Iraqi candidate withdraws from race over Kurdish clothes controversy in Kirkuk
ERBIL (Kurdistan 24) – An Arab candidate in the disputed city of Kirkuk has dropped out of the upcoming Iraqi elections after being prevented from campaigning in traditional Kurdish clothes.
Ali Ghadeer, a Sunni Arab candidate from Kirkuk on the Bayariq al-Khair list led by the former Iraqi Defense Minister, Khalid al-Obeidi, withdrew his candidacy after being denied the opportunity to campaign while wearing traditional Kurdish attire.
“I told the directors of the list that I wanted to wear Kurdish clothes [while campaigning] to show we are all brothers and to show we want an end to tribal politics. They welcomed the idea,” Ghadeer told a Kurdistan 24 correspondent while still in his Kurdish clothes.
“But before arriving at the campaign event in Kirkuk, I received a call and was respectfully told to change my outfit. However, I was firm about my decision and argued that these clothes are part of Iraqi culture in which I take pride,” he continued.
Ghadeer added that some members on the list had labeled him a separatist, describing him as a dissenting figure merely for donning the traditional Kurdish attire, which they viewed as siding with their competitors.
He went on to reaffirm his support for Khalid’s list.
“I will not participate in the election as their candidate, but I will still vote for them.”
Ghadeer asserted that only a few candidates on the list expressed any opposition or animosity toward Kurds, claiming the problem was not a widespread one.

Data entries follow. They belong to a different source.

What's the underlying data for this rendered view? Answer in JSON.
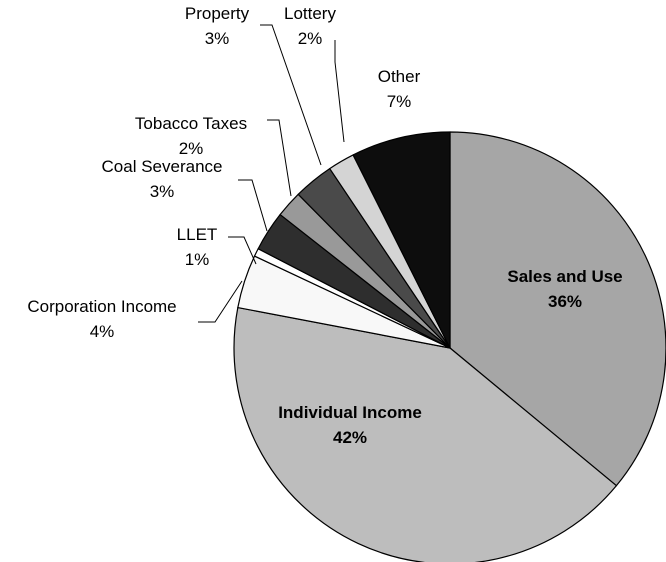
{
  "chart_data": {
    "type": "pie",
    "start_angle_deg": 0,
    "direction": "clockwise",
    "slices": [
      {
        "label": "Sales and Use",
        "value": 36,
        "value_label": "36%",
        "color": "#a6a6a6",
        "bold": true
      },
      {
        "label": "Individual Income",
        "value": 42,
        "value_label": "42%",
        "color": "#bdbdbd",
        "bold": true
      },
      {
        "label": "Corporation Income",
        "value": 4,
        "value_label": "4%",
        "color": "#f8f8f8",
        "bold": false
      },
      {
        "label": "LLET",
        "value": 0.6,
        "value_label": "1%",
        "color": "#ffffff",
        "bold": false
      },
      {
        "label": "Coal Severance",
        "value": 3,
        "value_label": "3%",
        "color": "#2e2e2e",
        "bold": false
      },
      {
        "label": "Tobacco Taxes",
        "value": 2,
        "value_label": "2%",
        "color": "#999999",
        "bold": false
      },
      {
        "label": "Property",
        "value": 3,
        "value_label": "3%",
        "color": "#4a4a4a",
        "bold": false
      },
      {
        "label": "Lottery",
        "value": 2,
        "value_label": "2%",
        "color": "#d4d4d4",
        "bold": false
      },
      {
        "label": "Other",
        "value": 7.4,
        "value_label": "7%",
        "color": "#0d0d0d",
        "bold": false
      }
    ]
  }
}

Following last year’s referendum on independence for the Kurdistan Region, tensions between the Kurdish region and the rest of Iraq were at an all-time high. Iraqi forces and Iranian-backed Shia Hashd al-Shaabi militias on Oct. 16 attacked and took over the oil-rich and ethnically-diverse province of Kirkuk and other disputed territories in Nineveh, fomenting further division between the two communities.
The Iraqi parliamentary election, which includes the Kurdistan Region, is scheduled to be held on May 12. Over 7,000 candidates representing different parties are competing to fill 329 seats in Parliament.